Categorías: Opinión

Sobre el derecho a vivir

Solo por la notoriedad de Gregorio Benito, ex defensa central del Real Madrid (tenía 73 años), hemos sabido que había muerto en soledad a causa del coronavirus en una residencia de mayores del madrileño barrio de Mirasierra.
De no haberse dado esa circunstancia cosida a la biografía del fallecido, habría sido una muerte invisible más de los 1.165 abuelos muertos en las residencias de esta Comunidad solo entre el 26 y el 30 de marzo pasados. Y a escala nacional, una muerte más de los aproximadamente 9.000 mayores que han perdido la vida como consecuencia de la pandemia que nos tiene confinados a todos desde el pasado 14 de marzo.

El dato es escalofriante. La mayoría de esas defunciones se ha producido en residencias públicas, privadas o concertadas por una malhadada combinación de factores que se han cebado sobre el principal grupo de riesgo, el de los mayores de 70 años.

El desbordamiento del sistema sanitario, la rapidez del contagio y la pérdida de cuidadores (unos por contagio y otros por miedo a contagiarse) hizo que se acumularan los cadáveres en las propias residencias sin tiempo a que las funerarias, desbordadas a su vez, los retirasen. Eso ha dado lugar a amargos momentos familiares. El exigido aislamiento de los cuerpos les ha convertido en muertos invisibles que se han ido en soledad. Procede hacer otra constatación más dolorosa respecto a muertos de la tercera edad, la más castigada por el coronavirus. Es que en esta guerra se está relativizando el derecho a la vida por razón de edad. Podemos decirlo de muchas formas, pero hay suficientes elementos de prueba para confirmar que los tratamientos se están ciñendo solo a los enfermos recuperables. En otras palabras, se trata de desahuciar a los más débiles, como hacían los espartanos con los bebes enfermizos. Aquí y ahora, los desahuciables son los abuelos.

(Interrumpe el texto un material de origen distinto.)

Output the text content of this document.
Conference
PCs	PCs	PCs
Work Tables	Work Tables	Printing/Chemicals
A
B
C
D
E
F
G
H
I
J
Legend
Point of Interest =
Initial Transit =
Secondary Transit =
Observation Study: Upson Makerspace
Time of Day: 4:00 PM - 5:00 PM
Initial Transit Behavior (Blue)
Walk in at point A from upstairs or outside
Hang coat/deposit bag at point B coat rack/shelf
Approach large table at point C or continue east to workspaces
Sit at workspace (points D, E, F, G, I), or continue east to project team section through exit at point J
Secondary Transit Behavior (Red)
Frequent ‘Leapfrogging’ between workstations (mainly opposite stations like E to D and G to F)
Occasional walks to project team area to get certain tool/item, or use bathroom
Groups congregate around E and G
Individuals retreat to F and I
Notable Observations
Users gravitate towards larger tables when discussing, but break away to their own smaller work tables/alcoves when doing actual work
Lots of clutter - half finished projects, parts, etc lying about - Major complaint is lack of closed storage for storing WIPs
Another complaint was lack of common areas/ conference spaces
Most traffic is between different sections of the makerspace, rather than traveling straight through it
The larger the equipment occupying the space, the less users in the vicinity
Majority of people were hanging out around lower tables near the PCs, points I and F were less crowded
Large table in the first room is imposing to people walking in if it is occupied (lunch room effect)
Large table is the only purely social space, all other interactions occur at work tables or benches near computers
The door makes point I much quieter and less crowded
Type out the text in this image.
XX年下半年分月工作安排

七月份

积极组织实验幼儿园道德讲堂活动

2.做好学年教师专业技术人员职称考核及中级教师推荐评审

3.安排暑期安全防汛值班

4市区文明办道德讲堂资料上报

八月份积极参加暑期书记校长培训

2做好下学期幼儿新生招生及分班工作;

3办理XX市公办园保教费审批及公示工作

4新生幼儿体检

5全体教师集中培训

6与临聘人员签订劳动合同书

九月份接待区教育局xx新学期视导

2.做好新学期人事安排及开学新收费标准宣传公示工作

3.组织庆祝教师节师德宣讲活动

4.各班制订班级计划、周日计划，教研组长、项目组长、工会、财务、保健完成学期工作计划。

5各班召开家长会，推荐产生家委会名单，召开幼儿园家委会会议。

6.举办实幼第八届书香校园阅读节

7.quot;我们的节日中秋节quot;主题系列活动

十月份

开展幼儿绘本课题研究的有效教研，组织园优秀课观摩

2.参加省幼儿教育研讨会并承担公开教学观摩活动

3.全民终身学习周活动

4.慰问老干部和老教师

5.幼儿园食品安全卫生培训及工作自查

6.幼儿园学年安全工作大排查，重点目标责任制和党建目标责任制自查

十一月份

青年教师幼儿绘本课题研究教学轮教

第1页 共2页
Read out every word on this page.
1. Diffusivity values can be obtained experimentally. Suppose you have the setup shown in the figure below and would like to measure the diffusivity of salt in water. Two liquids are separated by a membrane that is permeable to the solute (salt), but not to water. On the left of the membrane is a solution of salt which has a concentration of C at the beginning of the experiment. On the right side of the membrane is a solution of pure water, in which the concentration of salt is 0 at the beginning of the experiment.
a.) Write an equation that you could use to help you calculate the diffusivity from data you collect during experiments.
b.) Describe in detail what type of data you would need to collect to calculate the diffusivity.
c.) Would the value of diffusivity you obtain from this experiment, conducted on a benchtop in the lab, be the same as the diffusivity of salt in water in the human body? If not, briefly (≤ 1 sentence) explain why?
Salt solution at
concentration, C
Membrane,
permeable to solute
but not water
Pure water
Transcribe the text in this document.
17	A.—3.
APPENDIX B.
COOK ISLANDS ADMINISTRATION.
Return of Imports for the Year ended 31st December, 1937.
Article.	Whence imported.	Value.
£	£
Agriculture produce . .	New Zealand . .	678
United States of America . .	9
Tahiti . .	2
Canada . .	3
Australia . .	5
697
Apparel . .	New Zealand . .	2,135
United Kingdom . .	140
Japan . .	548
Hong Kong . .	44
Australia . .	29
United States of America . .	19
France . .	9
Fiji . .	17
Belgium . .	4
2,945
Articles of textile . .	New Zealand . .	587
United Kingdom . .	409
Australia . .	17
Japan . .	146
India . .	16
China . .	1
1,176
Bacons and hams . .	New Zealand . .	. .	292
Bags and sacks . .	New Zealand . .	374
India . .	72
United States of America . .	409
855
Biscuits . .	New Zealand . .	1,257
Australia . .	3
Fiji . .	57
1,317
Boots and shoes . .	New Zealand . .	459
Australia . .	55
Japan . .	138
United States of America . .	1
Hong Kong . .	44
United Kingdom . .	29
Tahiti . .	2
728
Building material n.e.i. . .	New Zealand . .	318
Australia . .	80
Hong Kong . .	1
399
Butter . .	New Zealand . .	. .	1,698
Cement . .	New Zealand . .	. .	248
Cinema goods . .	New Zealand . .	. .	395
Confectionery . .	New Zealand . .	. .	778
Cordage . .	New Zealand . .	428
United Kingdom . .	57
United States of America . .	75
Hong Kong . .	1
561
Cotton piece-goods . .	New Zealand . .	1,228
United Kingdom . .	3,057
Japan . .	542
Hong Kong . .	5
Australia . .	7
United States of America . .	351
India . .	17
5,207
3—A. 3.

Nunca pensamos que la presión sobre nuestro sistema de salud nos llevaría a jerarquizar de este modo el derecho a la vida, pero está claro que se está imponiendo la ética utilitarista propia de emergencias nacionales o situaciones de catástrofe. Una doctrina a la que no le faltan defensores. Por mejor decir, le sobran, al recostarse en el hecho estadístico: solo un 0,2% de los 10.935 fallecidos en España hasta ahora tenía menos de 30 años. Por tanto, los desahuciables son mayores de 70 años, que equivalen a un 85% de los que han perdido la vida. A partir de ahí, la conclusión es inevitable: optimizar el uso de los recursos exige seleccionar a los pacientes, con atención preferente a quienes tienen más posibilidades de salir adelante. Pero algunos no dejamos de creer que es aberrante la jerarquización del derecho a la vida.